De Borchgrave added, “I was with him in Sharm El-Sheikh two days after 9/11, having arrived in Cairo the day before, quite by chance. He told me then that it was essential that any retaliatory blow against Afghanistan and Al-Qaeda be conducted by Muslim troops only. No American or other Western troops. It was probably wise advice but clearly impossible from the standpoint of logistics – flying Egyptian, Moroccan etcetera troops in would have required US air transports and other forms of US involvement – e.g., resupply, helicopter gunships etc.”
US will live with Iranian nuclear bomb
As for Iran, despite the consistent threat of military action by Israel and hawks in the US, the researchers believed that not only was it not feasible from a logistical standpoint, but that there was no groundswell of support for it.
Korb said, “I think the US will never publicly admit that it doesn't have a military option [in Iran] but in realistic terms it knows it can contain, it knows that time is on our side.

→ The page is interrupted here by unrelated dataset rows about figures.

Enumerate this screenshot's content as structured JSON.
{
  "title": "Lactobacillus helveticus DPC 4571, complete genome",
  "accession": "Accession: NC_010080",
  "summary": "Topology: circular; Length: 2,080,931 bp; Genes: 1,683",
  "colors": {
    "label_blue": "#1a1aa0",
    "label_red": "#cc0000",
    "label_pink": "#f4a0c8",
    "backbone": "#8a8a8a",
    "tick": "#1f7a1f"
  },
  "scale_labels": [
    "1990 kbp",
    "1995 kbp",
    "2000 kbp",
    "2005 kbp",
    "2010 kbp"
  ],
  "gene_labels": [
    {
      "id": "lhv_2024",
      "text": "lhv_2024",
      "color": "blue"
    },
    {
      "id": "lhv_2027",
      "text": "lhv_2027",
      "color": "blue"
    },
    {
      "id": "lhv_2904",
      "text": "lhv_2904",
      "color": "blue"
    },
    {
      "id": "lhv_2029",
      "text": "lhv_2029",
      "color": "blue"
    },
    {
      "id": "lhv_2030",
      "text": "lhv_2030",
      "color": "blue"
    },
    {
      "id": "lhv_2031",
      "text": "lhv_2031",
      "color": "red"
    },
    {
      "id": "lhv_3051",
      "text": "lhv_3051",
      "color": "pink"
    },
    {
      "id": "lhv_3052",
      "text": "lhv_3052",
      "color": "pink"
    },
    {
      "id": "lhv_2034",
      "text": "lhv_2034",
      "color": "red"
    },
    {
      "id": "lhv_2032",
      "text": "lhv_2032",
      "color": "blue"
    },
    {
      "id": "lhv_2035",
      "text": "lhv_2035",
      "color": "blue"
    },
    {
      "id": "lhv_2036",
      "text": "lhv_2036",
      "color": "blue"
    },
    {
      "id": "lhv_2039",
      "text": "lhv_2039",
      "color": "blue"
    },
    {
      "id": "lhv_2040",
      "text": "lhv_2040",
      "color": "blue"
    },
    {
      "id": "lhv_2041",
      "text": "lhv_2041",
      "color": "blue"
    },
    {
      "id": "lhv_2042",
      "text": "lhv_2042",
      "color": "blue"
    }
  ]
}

It knows that even if it did use the military option, the consequences would be much greater than the potential benefits.”
He added, “When the Israelis bombed the reactor in Osirak, in Iraq (in 1981) that accelerated the Iraqi nuclear program and we were surprised when we went in during the first Gulf war (1990) how far along it had been.”
De Borchgrave also believed that a US attack on Iran would be practically impossible, and that the public in America had had their fill of international intervention on the ground.
“The US is already stretched thin on the ground with commitments in Afghanistan, Iraq, South Korea, Japan, Western Europe … A ground attack in Iran would require tens of thousands of troops that are simply not available given rotations in and out of Afghanistan and Iraq [where there are still 50,000 troops that have to be rotated after a one-year deployment]. The US public would be dead set against a ground invasion of Iran. Air strikes would, of course, be feasible, but would be immediately denounced by every regime on the Arab side of the Gulf [even though some of them would be delighted and have been hoping this would happen],” he said.
“The bottom line is that three former CENTCOM commanders – General Abizaid, General Zinni and Admiral Fallon – have said publicly at open meetings that we should learn to live with an Iranian bomb the way we learned to live with Stalin's and later Mao's. Four of the world's eight nuclear powers are in Iran's vicinity – Russia to the north, Israel to the West, and Pakistan and India to the east. If Pakistan, a 63-year-old country that is a failing [not failed] state can have a nuclear deterrent, all the more reason for a country that was once the Persian empire to have one too. Israel's so-called “existential threat” has been much exaggerated. Everyone knows that if Iran were to touch Israel, it would be vaporized next day,” he added.
To conclude, de Borchgrave said, “Americans are fed up with foreign military interventions and Defense Secretary Bob Gates is working hard to cut the $700 billion annual defense budget – more than all the countries of the world put together. Our own country is falling apart in many key areas – schools, roads, bridges, drain pipes. In Washington and New York, broken pipes, including one for gas, are over 100 years old. Ariana Huffington has just written a book titled “Third World America.” Airports in Singapore, Shanghai, Doha, Abu Dhabi etcetera have put US airports to shame. The American people are ready to come home – before China eats our lunch!”